Por outro lado, a zona latino-americana fornece mão de obra barata para sua produção transferida de seu território (maquiadoras, montadoras, call centers) e, apesar das atuais políticas anti-imigração cada vez mais restritivas, a região continua fornecendo recursos humanos quase gratuitos. para a indústria, agricultura e serviços através dos infindáveis exércitos de imigrantes indocumentados que continuam chegando em sua geografia, fugindo da pobreza de seus países, buscando a “salvação” no suposto paraíso americano. Há aí um duplo padrão imoral: a porta está fechada para eles, ao mesmo tempo em que são necessários para os trabalhos braçais que nenhum cidadão americano quer fazer; e para tais empregos, os imigrantes irregulares (os “molhados”) recebem salários substancialmente mais baixos, são submetidos a condições de trabalho inseguras e insalubres e são impedidos de protestar.
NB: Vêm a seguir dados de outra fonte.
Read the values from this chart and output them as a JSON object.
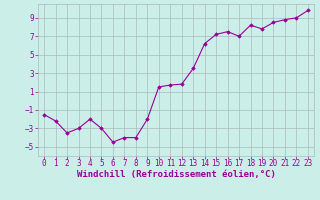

Por outro lado, mantém os países latino-americanos cativos por meio de cadeias econômicas. Prova disso é o que disse há alguns anos o então secretário de Estado do governo Bush (Jr.), general Colin Powell, que ao referir-se ao projeto de recolonização almejado com os Tratados Livres? comércio que obrigou os países latino-americanos a assinar (apesar do fato de que a ideia original de um acordo coletivo -Área de Livre Comércio para as Américas, ALCA- não funcionou, assinando esses tratados bilaterais posteriormente): “Nosso objetivo com o A Alca é garantir às empresas americanas o controle de um território que vai do Ártico à Antártica e o livre acesso, sem qualquer obstáculo ou dificuldade, aos nossos produtos, serviços, tecnologia e capital em todo o hemisfério.” As dívidas externas impagáveis da região estreitam os laços de dependência com a potência do norte.
Cuidando de tudo isso estão as mais de 70 bases militares americanas de alta tecnologia instaladas na área. Dado o sigilo com que circula esta informação, não há certeza do número exato de instalações militares, mas sabe-se que estão ali e não param de crescer, que se complementa com a Quarta Frota Naval, destinada a operar em todo o Centro América e Sul. A verdade é que seu alto poder de fogo, sua possibilidade de mobilidade muito rápida e suas ações de inteligência através das mais sofisticadas tecnologias de monitoramento e espionagem, permitem a Washington o controle total da área.
Poucos ousaram sair deste jugo: Cuba, Nicarágua na época, Bolívia, Venezuela à sua maneira. Esses países não têm o direito de escolher seu destino? Quanto tempo durará a interferência arrogante de Washington?